By the way, my essay was not entered into the competition, because I didn’t learn of the competition until after the deadline. But I wrote one anyway."
Here's how one commenter, GBJames, responded to that:
"Wait… Other people were only motivated by the hope of winning $2000 but you wrote a response without any possibility of a cash reward?
Sounds to me that you take his views seriously even if you don’t like them."

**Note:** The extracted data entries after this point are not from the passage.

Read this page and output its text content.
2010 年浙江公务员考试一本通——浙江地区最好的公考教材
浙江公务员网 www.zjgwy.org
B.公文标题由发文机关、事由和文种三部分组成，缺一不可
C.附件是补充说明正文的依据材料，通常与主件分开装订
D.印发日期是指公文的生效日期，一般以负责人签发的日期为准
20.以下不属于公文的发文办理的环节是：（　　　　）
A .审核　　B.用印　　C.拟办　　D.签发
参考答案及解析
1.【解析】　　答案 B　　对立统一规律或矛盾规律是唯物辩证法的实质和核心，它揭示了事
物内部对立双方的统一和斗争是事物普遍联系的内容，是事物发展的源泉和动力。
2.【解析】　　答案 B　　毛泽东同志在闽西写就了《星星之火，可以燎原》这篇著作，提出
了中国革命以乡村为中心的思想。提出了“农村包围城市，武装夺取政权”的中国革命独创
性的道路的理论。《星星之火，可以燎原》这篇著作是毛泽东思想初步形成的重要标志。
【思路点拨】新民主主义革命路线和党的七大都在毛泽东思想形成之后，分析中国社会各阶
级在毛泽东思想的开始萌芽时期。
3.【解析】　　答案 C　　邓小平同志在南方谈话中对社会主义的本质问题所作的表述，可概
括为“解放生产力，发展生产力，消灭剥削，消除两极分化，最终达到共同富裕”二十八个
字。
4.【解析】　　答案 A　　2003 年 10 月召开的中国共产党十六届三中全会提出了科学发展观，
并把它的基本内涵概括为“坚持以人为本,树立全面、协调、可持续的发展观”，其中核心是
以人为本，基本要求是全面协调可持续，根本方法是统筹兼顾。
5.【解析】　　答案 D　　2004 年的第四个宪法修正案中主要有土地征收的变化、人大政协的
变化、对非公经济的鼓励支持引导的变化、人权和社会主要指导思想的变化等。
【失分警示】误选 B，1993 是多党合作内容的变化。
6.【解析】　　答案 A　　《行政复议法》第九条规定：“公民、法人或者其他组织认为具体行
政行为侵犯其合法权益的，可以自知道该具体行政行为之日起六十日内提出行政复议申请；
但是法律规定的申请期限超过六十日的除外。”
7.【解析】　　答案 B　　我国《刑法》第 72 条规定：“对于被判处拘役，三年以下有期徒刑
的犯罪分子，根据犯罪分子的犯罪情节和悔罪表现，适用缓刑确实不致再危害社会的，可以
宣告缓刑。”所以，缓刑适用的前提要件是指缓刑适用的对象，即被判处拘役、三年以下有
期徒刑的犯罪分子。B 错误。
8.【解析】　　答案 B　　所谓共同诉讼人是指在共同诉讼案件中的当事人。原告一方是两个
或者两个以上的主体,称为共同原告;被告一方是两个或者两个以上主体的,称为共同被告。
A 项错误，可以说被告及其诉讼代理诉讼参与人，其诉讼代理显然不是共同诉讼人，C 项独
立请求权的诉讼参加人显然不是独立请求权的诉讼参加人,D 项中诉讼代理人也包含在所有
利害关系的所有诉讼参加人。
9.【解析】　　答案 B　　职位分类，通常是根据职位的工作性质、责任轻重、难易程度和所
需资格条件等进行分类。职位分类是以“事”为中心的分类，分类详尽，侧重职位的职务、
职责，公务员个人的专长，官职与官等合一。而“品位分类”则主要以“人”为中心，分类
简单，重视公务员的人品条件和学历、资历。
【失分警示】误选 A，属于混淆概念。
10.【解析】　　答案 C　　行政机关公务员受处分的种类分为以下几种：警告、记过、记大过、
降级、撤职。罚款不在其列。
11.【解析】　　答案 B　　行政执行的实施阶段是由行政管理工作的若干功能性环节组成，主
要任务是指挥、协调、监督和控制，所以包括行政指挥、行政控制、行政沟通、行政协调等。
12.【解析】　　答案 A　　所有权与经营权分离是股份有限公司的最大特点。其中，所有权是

Note the mischaracterization: I did not say that anybody was "only motivated by the hope of winning" money. Also note the fact that GBJames jumped to a personal conclusion about me that explicitly contradicts the views I expressed. That is neither charitable nor friendly. In my response to GBJames, I did not point any of that out. Instead, I merely explained that I did, in fact, hope to gain some monetary reward when I wrote my essay. I wrote:
"Actually, part of me did hope that my essay would still be considered for some monetary reward–I even emailed Russell just to see if there was a chancen–but mainly, I hoped (and still hope) my essay would help people see through the bad arguments that pass for “informed” philosophy in places such as this."Here's how GBJames responded to that comment:
"Then why not assume that other people who responded were motivated by a similar desire to make what they think is a good case to convince others of their view?"I then pointed out that GBJames had misunderstood me. If you reread my initial comment, I did say that we should presume people were interested in changing Sam Harris' mind. It is obvious that anybody who responded to the Challenge was trying to change minds, and nothing I wrote implies otherwise. Yet, GBJames continued to mischaracterize my position in an uncharitable way. Eventually, he wrote this:
"When you demean the arguments of others by saying they are simply motivated by money (compared to your own presumably noble motives) you poison the well. Similar to telling others that they aren’t thinking carefully enough. Such comments provoke the kind of response that the roolz prohibit. I’ll disengage now."Now he not only repeats the same misrepresentation of my view, but claims I am poisoning the well. That is nonsense. If I were poisoning the well, that would mean I was trying to argue against a position by discrediting the source. But I was not arguing against the people who responded to Sam Harris' essay, nor was I trying to discredit anyone as a reliable source. The accusation of "poisoning the well" is ridiculous and shows a clear lack of careful thought. In addition, GBJames claims that I was trying to put myself above the other people who responded to Harris' Challenge, even though I had already explained that I was, in fact, interested in a monetary reward. That is simply careless. How ironic that this all comes at the same time GBJames gets all high and mighty because I accused him of not thinking carefully enough about what I had been saying.
In sum, GBJames was arrogant, foolish, uncharitable and unfriendly, and stubbornly misrepresented my views, displaying a lack of careful thought. Besides reasonshark (whose confusion and misunderstanding I have already documented), GBJames is the only person who expressed any displeasure at my posts before Coyne told me to leave his blog. If that is the kind of poster that Coyne prefers to keep around, I'm happy to stay out of his playground.
What I think should be obvious is that I was not kicked off his blog for being rude or arrogant, or for breaking any rules. I was kicked off because Jerry Coyne does not like what I have to say.